Hell of a cold, nose feeling like it had a block of concrete stuck up it.
I was the very definition of “mouth-breather”, for that was just about all I could manage.
Grasping a handful of Kleenex, I decided to give it one final blow before I slammed my head in the oven door.
HONK! Honk HONK HO-O-O-O-O-O-O-NK
And out it came.
A pasta tube.
A foul-smelling pasta tube, for I hadn't eaten pasta tubes in several weeks.
What, I ask, have I done in my life for that to happen?
17 comments:
You know what to do. Put it in a container in the fridge at work marked 'Scaryduck lunch. Do not eat'.

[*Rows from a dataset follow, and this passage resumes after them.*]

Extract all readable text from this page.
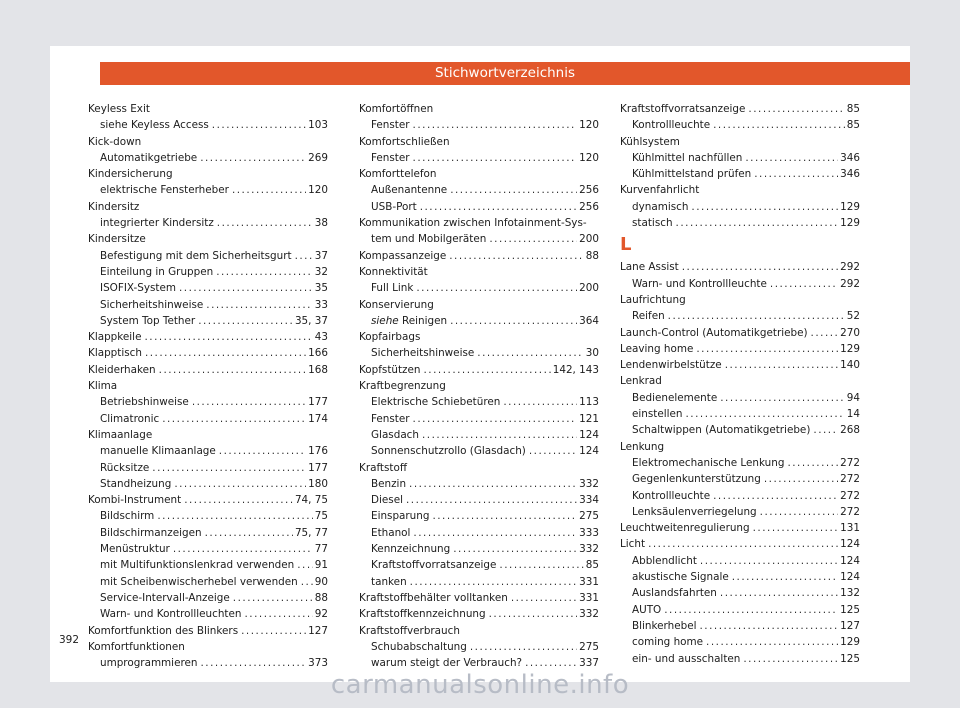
Stichwortverzeichnis
Keyless Exit
siehe Keyless Access .....	103
Kick-down
Automatikgetriebe .....	269
Kindersicherung
elektrische Fensterheber .....	120
Kindersitz
integrierter Kindersitz .....	38
Kindersitze
Befestigung mit dem Sicherheitsgurt ..... 37
Einteilung in Gruppen .....	32
ISOFIX-System .....	35
Sicherheitshinweise .....	33
System Top Tether .....	35, 37
Klappkeile .....	43
Klapptisch .....	166
Kleiderhaken .....	168
Klima
Betriebshinweise .....	177
Climatronic .....	174
Klimaanlage
manuelle Klimaanlage .....	176
Rücksitze .....	177
Standheizung .....	180
Kombi-Instrument .....	74, 75
Bildschirm .....	75
Bildschirmanzeigen .....	75, 77
Menüstruktur .....	77
mit Multifunktionslenkrad verwenden ..... 91
mit Scheibenwischerhebel verwenden ..... 90
Service-Intervall-Anzeige .....	88
Warn- und Kontrollleuchten .....	92
Komfortfunktion des Blinkers .....	127
Komfortfunktionen
umprogrammieren .....	373
Komfortöffnen
Fenster .....	120
Komfortschließen
Fenster .....	120
Komforttelefon
Außenantenne .....	256
USB-Port .....	256
Kommunikation zwischen Infotainment-Sys-
tem und Mobilgeräten .....	200
Kompassanzeige .....	88
Konnektivität
Full Link .....	200
Konservierung
siehe Reinigen .....	364
Kopfairbags
Sicherheitshinweise .....	30
Kopfstützen .....	142, 143
Kraftbegrenzung
Elektrische Schiebetüren .....	113
Fenster .....	121
Glasdach .....	124
Sonnenschutzrollo (Glasdach) .....	124
Kraftstoff
Benzin .....	332
Diesel .....	334
Einsparung .....	275
Ethanol .....	333
Kennzeichnung .....	332
Kraftstoffvorratsanzeige .....	85
tanken .....	331
Kraftstoffbehälter volltanken .....	331
Kraftstoffkennzeichnung .....	332
Kraftstoffverbrauch
Schubabschaltung .....	275
warum steigt der Verbrauch? .....	337
Kraftstoffvorratsanzeige .....	85
Kontrollleuchte .....	85
Kühlsystem
Kühlmittel nachfüllen .....	346
Kühlmittelstand prüfen .....	346
Kurvenfahrlicht
dynamisch .....	129
statisch .....	129
L
Lane Assist .....	292
Warn- und Kontrollleuchte .....	292
Laufrichtung
Reifen .....	52
Launch-Control (Automatikgetriebe) .....	270
Leaving home .....	129
Lendenwirbelstütze .....	140
Lenkrad
Bedienelemente .....	94
einstellen .....	14
Schaltwippen (Automatikgetriebe) .....	268
Lenkung
Elektromechanische Lenkung .....	272
Gegenlenkunterstützung .....	272
Kontrollleuchte .....	272
Lenksäulenverriegelung .....	272
Leuchtweitenregulierung .....	131
Licht .....	124
Abblendlicht .....	124
akustische Signale .....	124
Auslandsfahrten .....	132
AUTO .....	125
Blinkerhebel .....	127
coming home .....	129
ein- und ausschalten .....	125
392
carmanualsonline.info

I can get my hands on a jar of phlegm if you want to add a special sauce.
Market it. I Can't Believe It's Snot Pasta.
You can have that name for free.
It wasn't a pasta tube. It was part of your BRAINZ.
Also: What's past tunes? One of those British specialty item foods?
Dawn WINS today's not-proof-reading cock-up award
Error? I thought you'd used a T9 predictive word entry method.
Probably inserted by the FMD in an attempt to cut out the snoring.
Was it 'Al Dente?' Enquiring minds would like to know.
Also, can you imagine if you'd been seen picking that out of your nose whilst waiting at one of Reading's multitude of traffic lights?
Do you have meatballs too?
This thread useless without pictures.
Yum. Just in time for breakfast.
What, I ask, have I done in my life for that to happen?
Answer: read blog.
I was already struggling to keep my breakfast down this morning so thanks.
lmao @ Aunty Brenda n Rik, I just had to explain to the office what I was laughing at
I shall never eat past tunes again in my life.
Also: This award... is there a cash prize?
I thought not.
@ Aunty Brenda
I Can't Believe It's Snot Pasta - I'd buy it!
a pasta-a-day will keep the colds and sniffly noses away!